Al escéptico puede que también le ayude conocer cuáles son las voces partidarias de que Ucrania ceda ante Moscú para atajar el coste económico de la guerra. Personajes poco amigos de las democracias liberales como Donald Trump, Marine Le Pen o, en España, el sagaz Pablo Echenique, a los que se han unido los populistas de la extrema derecha que hoy son alternativa de Gobierno en Italia tras forzar la dimisión de Mario Draghi. Una dimisión que no se descarta haya podido ser orquestada por Moscú con la colaboración de un Berlusconi impenitente y afín a Putin. Que los líderes más anti-atlantistas y euroescépticos se pongan de acuerdo debe ser razón suficiente para resistir.

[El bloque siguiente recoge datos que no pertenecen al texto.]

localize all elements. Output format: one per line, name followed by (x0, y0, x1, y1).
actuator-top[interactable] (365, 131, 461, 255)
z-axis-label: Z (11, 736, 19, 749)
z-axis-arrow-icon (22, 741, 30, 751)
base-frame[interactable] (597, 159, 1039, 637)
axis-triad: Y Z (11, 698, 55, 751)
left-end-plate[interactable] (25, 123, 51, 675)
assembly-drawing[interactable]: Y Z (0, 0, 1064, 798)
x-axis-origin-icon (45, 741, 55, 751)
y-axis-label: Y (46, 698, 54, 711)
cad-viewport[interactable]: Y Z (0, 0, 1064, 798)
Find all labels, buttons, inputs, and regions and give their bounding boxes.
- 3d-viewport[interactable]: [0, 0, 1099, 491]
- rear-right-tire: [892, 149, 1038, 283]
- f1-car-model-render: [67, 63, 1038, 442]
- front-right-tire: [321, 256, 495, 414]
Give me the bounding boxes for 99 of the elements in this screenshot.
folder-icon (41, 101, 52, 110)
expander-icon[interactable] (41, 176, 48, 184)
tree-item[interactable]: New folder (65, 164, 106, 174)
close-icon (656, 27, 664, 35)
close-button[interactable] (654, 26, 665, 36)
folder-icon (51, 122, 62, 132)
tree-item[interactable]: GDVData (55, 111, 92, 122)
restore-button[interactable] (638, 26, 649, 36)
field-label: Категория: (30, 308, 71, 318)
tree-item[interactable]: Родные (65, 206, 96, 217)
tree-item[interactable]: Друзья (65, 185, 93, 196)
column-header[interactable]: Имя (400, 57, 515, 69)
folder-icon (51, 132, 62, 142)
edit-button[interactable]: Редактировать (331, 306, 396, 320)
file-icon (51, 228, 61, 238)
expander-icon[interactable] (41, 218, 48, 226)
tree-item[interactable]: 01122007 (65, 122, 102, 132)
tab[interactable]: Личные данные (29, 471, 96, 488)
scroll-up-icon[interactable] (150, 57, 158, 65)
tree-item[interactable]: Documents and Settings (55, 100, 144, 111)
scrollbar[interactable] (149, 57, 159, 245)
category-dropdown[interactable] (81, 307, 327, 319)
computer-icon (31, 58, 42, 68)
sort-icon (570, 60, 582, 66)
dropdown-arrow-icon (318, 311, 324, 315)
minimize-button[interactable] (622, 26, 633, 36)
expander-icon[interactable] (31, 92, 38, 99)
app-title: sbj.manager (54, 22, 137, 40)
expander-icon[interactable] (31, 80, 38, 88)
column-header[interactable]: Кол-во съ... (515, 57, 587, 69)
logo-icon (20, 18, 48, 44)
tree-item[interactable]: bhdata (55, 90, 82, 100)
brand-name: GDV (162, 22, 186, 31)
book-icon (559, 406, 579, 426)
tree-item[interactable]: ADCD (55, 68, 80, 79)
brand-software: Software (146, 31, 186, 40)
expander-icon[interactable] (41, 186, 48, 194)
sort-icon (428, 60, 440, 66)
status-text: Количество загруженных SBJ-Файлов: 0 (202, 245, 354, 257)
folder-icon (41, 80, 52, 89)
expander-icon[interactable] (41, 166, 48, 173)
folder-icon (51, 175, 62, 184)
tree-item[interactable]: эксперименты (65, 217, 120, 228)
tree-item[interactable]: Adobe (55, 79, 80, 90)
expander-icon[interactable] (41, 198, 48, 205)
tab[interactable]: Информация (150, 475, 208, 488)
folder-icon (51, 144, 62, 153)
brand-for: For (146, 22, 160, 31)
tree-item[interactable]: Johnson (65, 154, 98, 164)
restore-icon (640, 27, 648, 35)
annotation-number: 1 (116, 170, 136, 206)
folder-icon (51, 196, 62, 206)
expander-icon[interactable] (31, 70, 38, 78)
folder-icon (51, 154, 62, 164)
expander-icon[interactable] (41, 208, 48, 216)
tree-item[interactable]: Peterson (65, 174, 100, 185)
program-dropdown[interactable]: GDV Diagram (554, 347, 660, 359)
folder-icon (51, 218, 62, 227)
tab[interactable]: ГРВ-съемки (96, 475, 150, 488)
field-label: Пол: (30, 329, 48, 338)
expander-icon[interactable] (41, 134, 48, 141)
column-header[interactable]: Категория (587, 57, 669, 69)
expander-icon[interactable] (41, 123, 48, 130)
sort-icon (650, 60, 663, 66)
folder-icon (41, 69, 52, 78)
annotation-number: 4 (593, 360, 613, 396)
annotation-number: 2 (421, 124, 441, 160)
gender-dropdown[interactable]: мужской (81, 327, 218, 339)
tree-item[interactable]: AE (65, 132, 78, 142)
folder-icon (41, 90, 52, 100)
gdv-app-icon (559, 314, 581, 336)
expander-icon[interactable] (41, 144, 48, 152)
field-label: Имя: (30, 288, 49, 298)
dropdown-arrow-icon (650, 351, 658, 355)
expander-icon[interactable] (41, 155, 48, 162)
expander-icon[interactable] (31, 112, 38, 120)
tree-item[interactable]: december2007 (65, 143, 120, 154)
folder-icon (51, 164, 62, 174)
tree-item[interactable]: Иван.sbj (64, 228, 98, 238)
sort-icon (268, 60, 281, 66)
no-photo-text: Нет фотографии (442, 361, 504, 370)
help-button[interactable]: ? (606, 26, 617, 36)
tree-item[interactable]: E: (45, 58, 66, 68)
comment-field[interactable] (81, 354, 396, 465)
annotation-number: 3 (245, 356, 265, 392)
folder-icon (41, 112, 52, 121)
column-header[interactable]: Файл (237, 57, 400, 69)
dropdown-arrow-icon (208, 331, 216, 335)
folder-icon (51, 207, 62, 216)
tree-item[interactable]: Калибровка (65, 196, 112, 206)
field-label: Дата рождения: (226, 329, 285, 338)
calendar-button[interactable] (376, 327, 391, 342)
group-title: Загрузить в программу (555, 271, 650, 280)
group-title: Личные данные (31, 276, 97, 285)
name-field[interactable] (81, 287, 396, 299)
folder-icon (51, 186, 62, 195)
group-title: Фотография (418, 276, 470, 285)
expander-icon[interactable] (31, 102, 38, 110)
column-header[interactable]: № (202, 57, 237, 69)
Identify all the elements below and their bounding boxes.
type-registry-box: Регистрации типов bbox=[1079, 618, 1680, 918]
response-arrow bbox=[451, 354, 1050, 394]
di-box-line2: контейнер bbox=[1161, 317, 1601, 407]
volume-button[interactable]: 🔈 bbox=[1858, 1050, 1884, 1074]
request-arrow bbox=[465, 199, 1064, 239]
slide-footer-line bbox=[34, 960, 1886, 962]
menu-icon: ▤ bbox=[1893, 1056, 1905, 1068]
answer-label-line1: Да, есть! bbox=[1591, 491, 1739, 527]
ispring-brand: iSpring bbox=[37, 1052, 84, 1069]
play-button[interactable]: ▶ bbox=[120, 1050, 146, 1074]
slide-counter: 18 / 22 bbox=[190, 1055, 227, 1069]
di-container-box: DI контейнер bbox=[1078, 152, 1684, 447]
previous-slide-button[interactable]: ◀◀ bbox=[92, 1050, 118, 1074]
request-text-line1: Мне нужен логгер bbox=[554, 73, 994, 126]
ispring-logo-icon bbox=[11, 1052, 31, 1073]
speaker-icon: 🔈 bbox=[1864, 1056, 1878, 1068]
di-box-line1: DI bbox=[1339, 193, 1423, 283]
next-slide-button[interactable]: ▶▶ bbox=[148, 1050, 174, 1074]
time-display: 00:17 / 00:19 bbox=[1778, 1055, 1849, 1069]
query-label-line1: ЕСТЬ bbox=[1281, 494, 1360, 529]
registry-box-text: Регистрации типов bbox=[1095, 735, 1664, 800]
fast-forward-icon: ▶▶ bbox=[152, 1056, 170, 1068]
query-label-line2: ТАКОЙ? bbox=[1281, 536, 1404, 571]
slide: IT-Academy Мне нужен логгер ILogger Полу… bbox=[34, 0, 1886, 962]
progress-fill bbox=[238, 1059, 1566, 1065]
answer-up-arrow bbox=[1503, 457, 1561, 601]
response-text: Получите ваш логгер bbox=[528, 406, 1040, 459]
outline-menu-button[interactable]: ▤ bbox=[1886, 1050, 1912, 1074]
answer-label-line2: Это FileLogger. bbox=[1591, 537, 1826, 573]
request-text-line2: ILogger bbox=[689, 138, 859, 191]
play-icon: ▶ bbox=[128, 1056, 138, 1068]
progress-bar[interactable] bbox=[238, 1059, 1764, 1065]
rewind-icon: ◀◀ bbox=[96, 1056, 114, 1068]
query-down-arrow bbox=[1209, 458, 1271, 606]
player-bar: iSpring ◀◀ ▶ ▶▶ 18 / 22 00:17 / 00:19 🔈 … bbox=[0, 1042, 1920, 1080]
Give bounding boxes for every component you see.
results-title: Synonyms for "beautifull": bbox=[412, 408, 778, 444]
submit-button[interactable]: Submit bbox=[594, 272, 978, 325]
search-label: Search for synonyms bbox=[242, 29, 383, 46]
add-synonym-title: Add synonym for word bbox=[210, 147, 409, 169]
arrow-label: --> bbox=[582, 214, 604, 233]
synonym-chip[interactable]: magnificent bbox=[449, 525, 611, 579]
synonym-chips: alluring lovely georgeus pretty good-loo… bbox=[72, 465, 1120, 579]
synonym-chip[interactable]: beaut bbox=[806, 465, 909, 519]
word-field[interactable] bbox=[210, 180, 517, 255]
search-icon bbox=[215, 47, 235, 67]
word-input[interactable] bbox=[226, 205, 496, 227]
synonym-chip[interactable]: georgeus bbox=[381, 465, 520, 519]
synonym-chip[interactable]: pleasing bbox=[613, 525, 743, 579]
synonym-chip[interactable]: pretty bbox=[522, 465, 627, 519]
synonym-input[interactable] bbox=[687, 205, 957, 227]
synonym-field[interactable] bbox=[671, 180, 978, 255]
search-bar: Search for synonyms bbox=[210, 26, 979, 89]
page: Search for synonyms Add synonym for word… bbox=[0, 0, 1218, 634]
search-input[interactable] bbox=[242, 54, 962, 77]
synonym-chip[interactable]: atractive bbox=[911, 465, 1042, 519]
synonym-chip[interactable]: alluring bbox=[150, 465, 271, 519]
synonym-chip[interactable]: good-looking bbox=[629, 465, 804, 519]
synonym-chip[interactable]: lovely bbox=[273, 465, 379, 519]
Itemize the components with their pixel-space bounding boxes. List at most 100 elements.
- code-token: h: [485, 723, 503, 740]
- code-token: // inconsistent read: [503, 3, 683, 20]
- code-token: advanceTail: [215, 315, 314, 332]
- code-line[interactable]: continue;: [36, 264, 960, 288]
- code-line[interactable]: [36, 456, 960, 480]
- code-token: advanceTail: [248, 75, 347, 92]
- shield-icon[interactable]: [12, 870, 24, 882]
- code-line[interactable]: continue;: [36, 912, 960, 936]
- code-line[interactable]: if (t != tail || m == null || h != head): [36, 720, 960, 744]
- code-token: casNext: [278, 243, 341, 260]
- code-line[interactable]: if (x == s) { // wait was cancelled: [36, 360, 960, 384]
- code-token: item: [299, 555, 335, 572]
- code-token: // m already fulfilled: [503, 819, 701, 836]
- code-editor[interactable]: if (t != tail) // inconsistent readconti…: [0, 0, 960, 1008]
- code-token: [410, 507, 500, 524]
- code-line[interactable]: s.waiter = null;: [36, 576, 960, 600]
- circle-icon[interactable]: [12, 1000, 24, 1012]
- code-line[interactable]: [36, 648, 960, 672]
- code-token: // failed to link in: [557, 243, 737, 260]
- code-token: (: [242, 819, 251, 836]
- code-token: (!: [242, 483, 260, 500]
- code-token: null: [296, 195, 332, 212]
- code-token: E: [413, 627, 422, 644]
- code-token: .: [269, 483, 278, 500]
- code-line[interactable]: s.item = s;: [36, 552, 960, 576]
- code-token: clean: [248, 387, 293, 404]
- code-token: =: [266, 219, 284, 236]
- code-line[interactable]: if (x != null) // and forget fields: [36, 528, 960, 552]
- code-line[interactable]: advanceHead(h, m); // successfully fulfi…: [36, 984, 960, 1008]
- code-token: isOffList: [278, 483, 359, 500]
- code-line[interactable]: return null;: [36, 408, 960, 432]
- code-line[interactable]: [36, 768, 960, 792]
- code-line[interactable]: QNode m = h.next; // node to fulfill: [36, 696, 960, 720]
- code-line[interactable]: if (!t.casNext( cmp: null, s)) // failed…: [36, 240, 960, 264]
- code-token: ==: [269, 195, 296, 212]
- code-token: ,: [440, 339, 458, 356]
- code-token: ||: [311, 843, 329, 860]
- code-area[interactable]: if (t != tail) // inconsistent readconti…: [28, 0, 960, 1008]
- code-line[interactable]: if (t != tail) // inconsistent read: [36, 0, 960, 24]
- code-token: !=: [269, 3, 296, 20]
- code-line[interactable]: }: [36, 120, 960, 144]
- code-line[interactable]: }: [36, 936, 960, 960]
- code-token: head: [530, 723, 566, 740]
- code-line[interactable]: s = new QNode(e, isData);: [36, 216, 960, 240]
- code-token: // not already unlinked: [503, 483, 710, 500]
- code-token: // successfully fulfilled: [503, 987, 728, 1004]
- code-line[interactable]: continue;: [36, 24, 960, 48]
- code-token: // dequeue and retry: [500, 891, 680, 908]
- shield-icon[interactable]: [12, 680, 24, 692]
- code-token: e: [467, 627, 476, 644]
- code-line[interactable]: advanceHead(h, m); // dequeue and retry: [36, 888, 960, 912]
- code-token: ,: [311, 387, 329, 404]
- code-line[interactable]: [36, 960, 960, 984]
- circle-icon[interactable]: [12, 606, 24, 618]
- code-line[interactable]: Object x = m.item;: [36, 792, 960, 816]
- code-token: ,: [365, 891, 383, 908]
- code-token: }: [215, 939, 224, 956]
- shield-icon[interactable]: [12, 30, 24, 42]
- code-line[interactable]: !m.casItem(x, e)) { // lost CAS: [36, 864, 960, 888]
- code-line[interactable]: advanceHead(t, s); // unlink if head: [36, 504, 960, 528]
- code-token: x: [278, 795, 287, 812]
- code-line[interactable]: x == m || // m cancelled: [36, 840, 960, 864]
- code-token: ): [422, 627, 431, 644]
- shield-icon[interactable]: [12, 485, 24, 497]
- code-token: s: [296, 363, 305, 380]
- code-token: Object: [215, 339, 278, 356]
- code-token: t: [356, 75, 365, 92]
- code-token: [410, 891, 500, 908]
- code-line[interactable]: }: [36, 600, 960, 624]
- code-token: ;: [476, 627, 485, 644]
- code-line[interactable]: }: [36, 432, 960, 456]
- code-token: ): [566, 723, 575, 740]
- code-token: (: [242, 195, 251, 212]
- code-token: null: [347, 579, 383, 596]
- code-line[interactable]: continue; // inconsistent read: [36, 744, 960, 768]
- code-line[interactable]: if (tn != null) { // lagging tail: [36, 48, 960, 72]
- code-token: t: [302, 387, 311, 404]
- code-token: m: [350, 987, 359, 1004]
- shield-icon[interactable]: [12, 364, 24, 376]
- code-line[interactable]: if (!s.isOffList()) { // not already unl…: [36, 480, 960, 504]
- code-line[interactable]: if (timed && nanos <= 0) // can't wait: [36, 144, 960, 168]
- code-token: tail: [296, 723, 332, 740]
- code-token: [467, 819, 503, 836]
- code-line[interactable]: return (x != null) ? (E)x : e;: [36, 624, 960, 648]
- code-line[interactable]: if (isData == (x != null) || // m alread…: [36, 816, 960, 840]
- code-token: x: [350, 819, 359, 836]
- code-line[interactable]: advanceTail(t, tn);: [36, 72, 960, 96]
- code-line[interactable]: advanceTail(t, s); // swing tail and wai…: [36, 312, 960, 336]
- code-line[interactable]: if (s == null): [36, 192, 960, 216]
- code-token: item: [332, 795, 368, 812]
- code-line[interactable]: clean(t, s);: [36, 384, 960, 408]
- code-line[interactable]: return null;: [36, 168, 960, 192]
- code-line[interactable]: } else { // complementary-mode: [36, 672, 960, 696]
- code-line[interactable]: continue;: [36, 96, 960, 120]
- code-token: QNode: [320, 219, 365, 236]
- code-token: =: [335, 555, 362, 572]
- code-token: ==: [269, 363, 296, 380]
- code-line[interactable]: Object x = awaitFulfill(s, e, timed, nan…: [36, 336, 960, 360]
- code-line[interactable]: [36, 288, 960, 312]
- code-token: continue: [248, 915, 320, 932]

El racionamiento energético es una apuesta impopular pero necesaria para la supervivencia de nuestras sociedades abiertas en este nuevo y confuso orden mundial que se abre paso tras el desafío planteado por Rusia al invadir Ucrania. De la respuesta de Occidente depende todo, incluido el pulso que mantiene China con Taiwan, tensionado esta semana a raíz de la visita Nancy Pelosi, presidenta de la Cámara de Representantes estadounidense, al país cuya soberanía e independencia Pekín no reconoce. Si no hay unión en Occidente y, en nuestro caso, en Europa, estamos perdidos. Porque eso es exactamente a lo que Putin aspira; a dividirnos. A provocar con la escasez energética tal descontento social que los gobiernos europeos fuercen a Ucrania a claudicar. Pero también maneja otro frente para conseguir esa rendición: el hambre a la que va a condenar a una gran parte de los países de Oriente Medio, Asia y África con la ausencia de grano para producir harina, su alimento básico. El malestar social fruto de esa privación incrementará la presión migratoria. Es otra de sus siniestras armas de guerra. La mayor después de la muerte y el sufrimiento que está infligiendo en el pueblo ucraniano. Europa no puede ni debe ceder.